8   +   7   =  

the hunger gamesReleased: 2008

Suzanne Collins series of books The Hunger Games have been out for a number of years now, and over time have become a popular series for young and adult readers alike. Although I was quite late in discovering these books, the knowledge that a film version was going to be released brought them to my, and lots of other readers, attention.

Book one in the series, entitled The Hunger Games, is a dystopian novel set in the future ruins of North America. At this point in time, the country is split up into 13 districts, the main central region known as The Capitol, and its 12 outlining districts. The story begins 74 years after a period of rebellion of the outer districts against the capitol. As punishment and as a reminder of what the 12 districts did, the capitol holds a competition each year known as the Hunger Games.

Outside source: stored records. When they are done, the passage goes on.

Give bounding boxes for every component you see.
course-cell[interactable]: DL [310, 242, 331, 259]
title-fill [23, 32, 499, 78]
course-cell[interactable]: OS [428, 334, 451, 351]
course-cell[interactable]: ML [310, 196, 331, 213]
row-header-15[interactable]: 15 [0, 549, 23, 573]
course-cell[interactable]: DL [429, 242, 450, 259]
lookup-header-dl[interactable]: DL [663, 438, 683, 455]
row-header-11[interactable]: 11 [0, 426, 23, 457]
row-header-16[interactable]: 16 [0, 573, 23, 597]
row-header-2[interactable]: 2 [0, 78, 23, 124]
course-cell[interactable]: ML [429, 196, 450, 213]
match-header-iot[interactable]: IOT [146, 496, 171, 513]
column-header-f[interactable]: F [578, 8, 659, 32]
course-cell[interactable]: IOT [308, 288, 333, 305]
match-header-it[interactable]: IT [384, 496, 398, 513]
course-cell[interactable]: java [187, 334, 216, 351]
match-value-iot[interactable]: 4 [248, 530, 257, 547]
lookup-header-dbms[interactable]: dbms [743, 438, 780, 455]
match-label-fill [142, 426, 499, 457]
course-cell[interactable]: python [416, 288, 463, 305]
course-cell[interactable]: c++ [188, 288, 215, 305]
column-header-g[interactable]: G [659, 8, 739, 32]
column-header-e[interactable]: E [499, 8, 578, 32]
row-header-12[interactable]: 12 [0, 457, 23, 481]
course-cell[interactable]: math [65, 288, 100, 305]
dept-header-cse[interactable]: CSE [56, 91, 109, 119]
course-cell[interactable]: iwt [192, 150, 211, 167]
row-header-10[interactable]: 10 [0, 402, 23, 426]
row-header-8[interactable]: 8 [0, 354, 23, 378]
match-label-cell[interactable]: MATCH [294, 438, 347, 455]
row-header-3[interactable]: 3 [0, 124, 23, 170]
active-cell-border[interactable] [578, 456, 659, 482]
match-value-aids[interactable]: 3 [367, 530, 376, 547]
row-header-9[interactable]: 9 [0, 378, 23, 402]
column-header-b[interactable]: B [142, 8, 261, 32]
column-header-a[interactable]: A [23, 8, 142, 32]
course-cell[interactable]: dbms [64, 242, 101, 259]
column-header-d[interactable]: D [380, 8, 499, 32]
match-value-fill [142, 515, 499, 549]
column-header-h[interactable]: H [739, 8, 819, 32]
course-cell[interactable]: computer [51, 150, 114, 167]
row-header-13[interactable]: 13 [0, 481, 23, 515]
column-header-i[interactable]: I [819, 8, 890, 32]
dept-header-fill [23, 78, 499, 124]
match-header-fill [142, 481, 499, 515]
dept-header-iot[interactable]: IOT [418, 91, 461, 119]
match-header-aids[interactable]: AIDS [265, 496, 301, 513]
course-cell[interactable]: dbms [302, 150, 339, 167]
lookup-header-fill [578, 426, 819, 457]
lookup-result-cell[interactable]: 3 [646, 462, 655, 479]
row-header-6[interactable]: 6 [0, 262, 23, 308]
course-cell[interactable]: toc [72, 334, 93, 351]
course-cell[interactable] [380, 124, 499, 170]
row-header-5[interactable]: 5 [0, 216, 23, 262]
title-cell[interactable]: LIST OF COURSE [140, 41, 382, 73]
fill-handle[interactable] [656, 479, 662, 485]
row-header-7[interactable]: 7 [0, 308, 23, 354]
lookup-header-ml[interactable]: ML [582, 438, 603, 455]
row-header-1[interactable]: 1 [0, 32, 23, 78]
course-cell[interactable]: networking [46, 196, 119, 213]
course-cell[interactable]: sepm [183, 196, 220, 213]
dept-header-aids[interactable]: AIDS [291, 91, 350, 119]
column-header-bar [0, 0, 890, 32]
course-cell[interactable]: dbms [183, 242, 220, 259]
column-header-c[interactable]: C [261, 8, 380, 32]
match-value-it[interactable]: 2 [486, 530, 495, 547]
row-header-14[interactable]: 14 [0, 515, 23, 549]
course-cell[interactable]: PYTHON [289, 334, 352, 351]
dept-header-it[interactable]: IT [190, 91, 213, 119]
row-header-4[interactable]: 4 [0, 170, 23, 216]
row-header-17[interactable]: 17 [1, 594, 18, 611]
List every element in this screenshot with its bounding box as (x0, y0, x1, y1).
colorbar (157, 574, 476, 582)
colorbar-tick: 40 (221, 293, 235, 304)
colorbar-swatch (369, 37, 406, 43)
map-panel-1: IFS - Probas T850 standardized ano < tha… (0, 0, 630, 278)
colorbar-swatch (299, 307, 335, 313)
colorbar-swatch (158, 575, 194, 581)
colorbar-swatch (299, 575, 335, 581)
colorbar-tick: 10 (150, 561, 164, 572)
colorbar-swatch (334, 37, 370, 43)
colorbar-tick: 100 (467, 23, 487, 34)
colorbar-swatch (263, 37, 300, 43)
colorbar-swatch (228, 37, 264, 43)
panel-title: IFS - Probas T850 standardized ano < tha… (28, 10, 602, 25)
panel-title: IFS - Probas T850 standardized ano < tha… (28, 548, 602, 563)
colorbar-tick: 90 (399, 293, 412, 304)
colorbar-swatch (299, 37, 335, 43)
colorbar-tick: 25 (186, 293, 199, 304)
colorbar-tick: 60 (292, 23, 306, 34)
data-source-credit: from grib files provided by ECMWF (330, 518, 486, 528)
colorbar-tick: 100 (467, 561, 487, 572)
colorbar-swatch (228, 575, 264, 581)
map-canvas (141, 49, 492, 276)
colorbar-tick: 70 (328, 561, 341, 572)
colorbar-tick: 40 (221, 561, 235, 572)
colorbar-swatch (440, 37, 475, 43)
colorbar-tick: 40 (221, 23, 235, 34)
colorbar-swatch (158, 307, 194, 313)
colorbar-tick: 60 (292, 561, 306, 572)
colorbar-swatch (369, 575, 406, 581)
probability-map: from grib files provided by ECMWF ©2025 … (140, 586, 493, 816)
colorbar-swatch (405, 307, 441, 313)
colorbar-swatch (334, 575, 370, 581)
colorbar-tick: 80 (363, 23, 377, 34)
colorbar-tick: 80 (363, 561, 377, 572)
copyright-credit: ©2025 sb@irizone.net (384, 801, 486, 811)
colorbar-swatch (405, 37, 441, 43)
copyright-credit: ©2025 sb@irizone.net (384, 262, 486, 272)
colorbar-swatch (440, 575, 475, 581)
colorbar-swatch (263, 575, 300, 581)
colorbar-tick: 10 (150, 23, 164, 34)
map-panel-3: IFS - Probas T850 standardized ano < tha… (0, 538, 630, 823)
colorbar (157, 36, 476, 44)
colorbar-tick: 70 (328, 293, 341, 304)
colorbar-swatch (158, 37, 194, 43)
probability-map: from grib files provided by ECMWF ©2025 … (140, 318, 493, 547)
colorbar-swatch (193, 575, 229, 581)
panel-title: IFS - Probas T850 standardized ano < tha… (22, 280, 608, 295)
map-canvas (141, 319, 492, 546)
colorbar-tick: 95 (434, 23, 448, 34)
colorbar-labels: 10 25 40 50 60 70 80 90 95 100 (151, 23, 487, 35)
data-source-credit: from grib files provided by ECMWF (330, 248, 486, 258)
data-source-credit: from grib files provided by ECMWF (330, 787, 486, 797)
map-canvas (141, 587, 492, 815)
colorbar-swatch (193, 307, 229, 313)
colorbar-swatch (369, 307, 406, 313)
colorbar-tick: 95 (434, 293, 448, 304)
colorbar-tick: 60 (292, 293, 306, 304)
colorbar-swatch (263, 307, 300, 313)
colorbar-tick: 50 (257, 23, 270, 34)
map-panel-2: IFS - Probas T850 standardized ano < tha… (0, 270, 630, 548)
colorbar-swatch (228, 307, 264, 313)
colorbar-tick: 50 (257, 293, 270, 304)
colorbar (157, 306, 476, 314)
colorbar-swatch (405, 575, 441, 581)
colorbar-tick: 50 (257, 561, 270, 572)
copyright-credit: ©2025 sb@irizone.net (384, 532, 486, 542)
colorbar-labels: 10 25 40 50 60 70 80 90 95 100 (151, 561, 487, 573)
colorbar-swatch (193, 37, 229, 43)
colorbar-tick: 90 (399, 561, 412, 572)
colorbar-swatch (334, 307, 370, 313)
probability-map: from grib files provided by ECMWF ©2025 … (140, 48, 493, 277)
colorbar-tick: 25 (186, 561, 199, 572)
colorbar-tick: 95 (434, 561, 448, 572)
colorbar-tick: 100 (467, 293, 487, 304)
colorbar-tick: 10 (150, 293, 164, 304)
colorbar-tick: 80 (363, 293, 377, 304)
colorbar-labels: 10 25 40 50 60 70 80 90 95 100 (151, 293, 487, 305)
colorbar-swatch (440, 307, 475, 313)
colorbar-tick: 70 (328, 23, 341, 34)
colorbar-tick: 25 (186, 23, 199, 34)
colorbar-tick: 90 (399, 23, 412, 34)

Each year prior to the Hunger Games, a reaping is held in each district where one boy and one girl between the ages of 12 and 18 is selected from a lottery to compete for their district in a fight to the death. The victor of the Hunger Games is crowned when the last person out of the 24 tributes selected, is left alive.

Over the last several years dystopian novels have become increasingly popular, with new books of this genre being released all of the time. This book however feels very unique compared to the newly released books. The Hunger Games has a definite feel of originality to the story, and has a level of complexity that keeps the reader hooked all the way throughout. In addition, the book is set at quite a fast pace keeping the story moving, though you never feel you’re being rushed or that you’ve missed anything.

The fast pace of the book is crucial to the telling of the story. By keeping things moving Suzanne Collins is able to go into a lot of detail, thoroughly describing the environment and goings on within the current scene, whilst only a short time actually passes within the story. Although some readers may be discouraged to find that scenes often take up more page space then in other books, in this instance it significantly benefits the story as Suzanne Collins uses this added time appropriately to develop the characters and their relationships, and provide readers with wider knowledge on key events.

The main characters, Katniss and Peeta, are pushed in to a dire situation where they have to kill others in order to save themselves. It provided an excellent opportunity to see how ‘human’ they are and distinguish them from other fictional characters by making them relatable. This is an aspect of writing I don’t come across very often; usually with this genre of story the author tends to drift into the world of fantasy, adding characters with mutations or powers and they therefore become less real. By keeping her characters basic, Suzanne Collins allows you to feel as if you know the characters on a very personal level and in turn make you support them and root for them to win.

Looking into the presentation of the characters shows off one of the best features of this book and that is its realism. With the level of detail and the fundamental human characteristics displayed by each character, readers will feel as though this is a real account of someone’s life and be able get a sense that these events occurring in the story could actually take place. By keeping the plot as something possible and realistic, it further engages the reader and draws them in deeper.

When it comes to negatives for this book there are very few I can find. My only real criticism would be that I didn’t quite understand the reasoning behind Gale and Peeta’s rivalry in gaining the affections of the heroine Katniss. Although readers will discover there is meaning to this in the books following, looking just at this first book it does add some confusion.

It’s easy to see why this book has captured the minds of so many readers. For anyone looking to start delving into the world of dystopian novels or to get back into reading in general, this is a great place to start and will leave you wanting more. Luckily there are two subsequent books to keep you going.